The Tumbuka people are an ethnic group native to Malawi, Zambia and Tanzania. The Tumbuka had been living in the three countries for more than 500 years before the Ngoni intrusion. The Tumbuka established centralized chiefdoms, such as the Chikulamayembe dynasty, which governed the area before the arrival of the Ngoni. The Ngoni, led by Zwangendaba, began their northward migration from South Africa in the early 19th century, reaching the Tumbuka territories around 1855.

== Course of the conflict ==

The Ngoni employed advanced military tactics and organization, which tricked the Tumbuka, who were less militarized. The Tumbuka were subjected to raids, forced migrations, and cultural assimilation. Many Tumbuka villages were destroyed, most men killed, and the survivors were integrated into the Ngoni social and political structures. The period led to cultural changes, with the Tumbuka adopting Ngoni customs and governance systems.

== Aftermath ==

Following the Ngoni conquest, the Tumbuka people experienced a loss of autonomy and cultural identity.
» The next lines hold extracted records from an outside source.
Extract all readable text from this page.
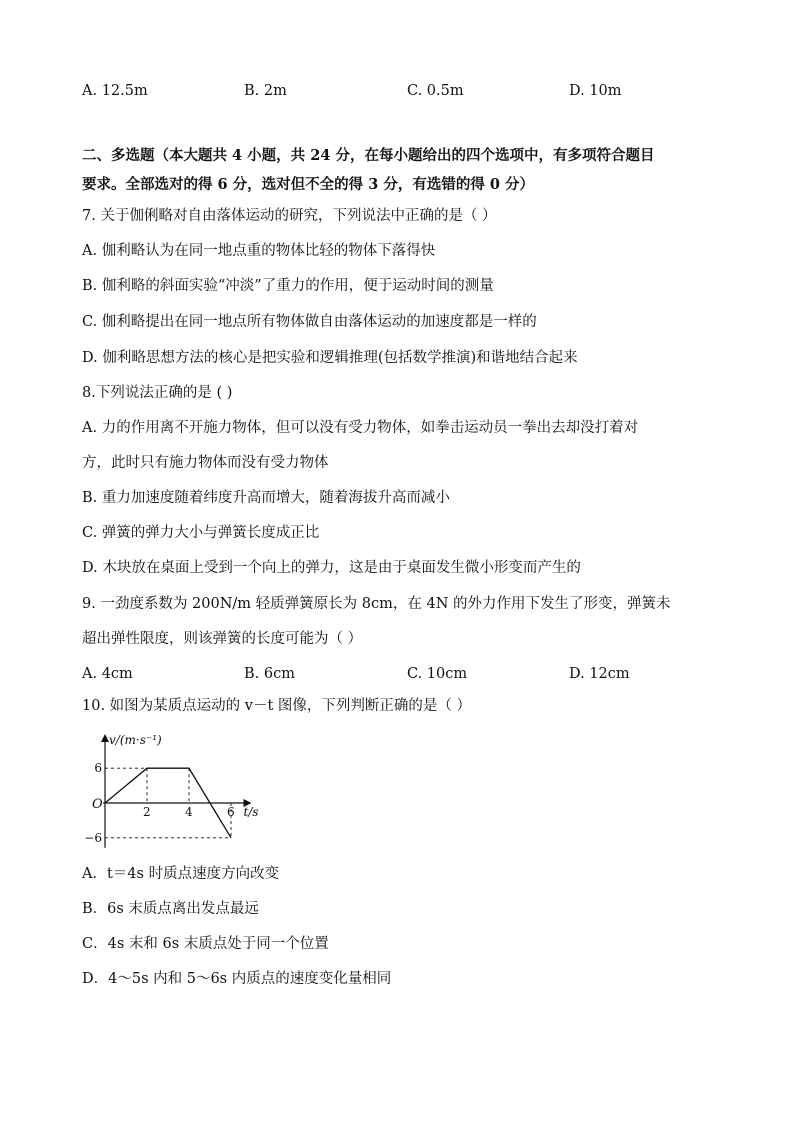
A. 12.5m	B. 2m	C. 0.5m	D. 10m
二、多选题（本大题共 4 小题，共 24 分，在每小题给出的四个选项中，有多项符合题目
要求。全部选对的得 6 分，选对但不全的得 3 分，有选错的得 0 分）
7. 关于伽俐略对自由落体运动的研究，下列说法中正确的是（ ）
A. 伽利略认为在同一地点重的物体比轻的物体下落得快
B. 伽利略的斜面实验“冲淡”了重力的作用，便于运动时间的测量
C. 伽利略提出在同一地点所有物体做自由落体运动的加速度都是一样的
D. 伽利略思想方法的核心是把实验和逻辑推理(包括数学推演)和谐地结合起来
8.下列说法正确的是 ( )
A. 力的作用离不开施力物体，但可以没有受力物体，如拳击运动员一拳出去却没打着对
方，此时只有施力物体而没有受力物体
B. 重力加速度随着纬度升高而增大，随着海拔升高而减小
C. 弹簧的弹力大小与弹簧长度成正比
D. 木块放在桌面上受到一个向上的弹力，这是由于桌面发生微小形变而产生的
9. 一劲度系数为 200N/m 轻质弹簧原长为 8cm，在 4N 的外力作用下发生了形变，弹簧未
超出弹性限度，则该弹簧的长度可能为（ ）
A. 4cm	B. 6cm	C. 10cm	D. 12cm
10. 如图为某质点运动的 v－t 图像，下列判断正确的是（ ）
v/(m·s⁻¹)
t/s
O	2	4	6
6
−6
A．t＝4s 时质点速度方向改变
B．6s 末质点离出发点最远
C．4s 末和 6s 末质点处于同一个位置
D．4～5s 内和 5～6s 内质点的速度变化量相同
However, with the advent of British colonial rule in the late 19th century, the Tumbuka began to reassert their traditional leadership and cultural practices. In 1907, the British reinstated the Chikulamayembe dynasty as part of their colonial administration, marking a revival of Tumbuka authority in the region. The colonial government choose Chitumbuka language as a medium of instruction.

== Legacy ==

While the Ngoni influence led to the changes in Tumbuka society, the resilience of the Tumbuka people ensured the survival and eventual resurgence of their cultural identity. Today, the Tumbuka people continue to celebrate their heritage through festivals and cultural practices.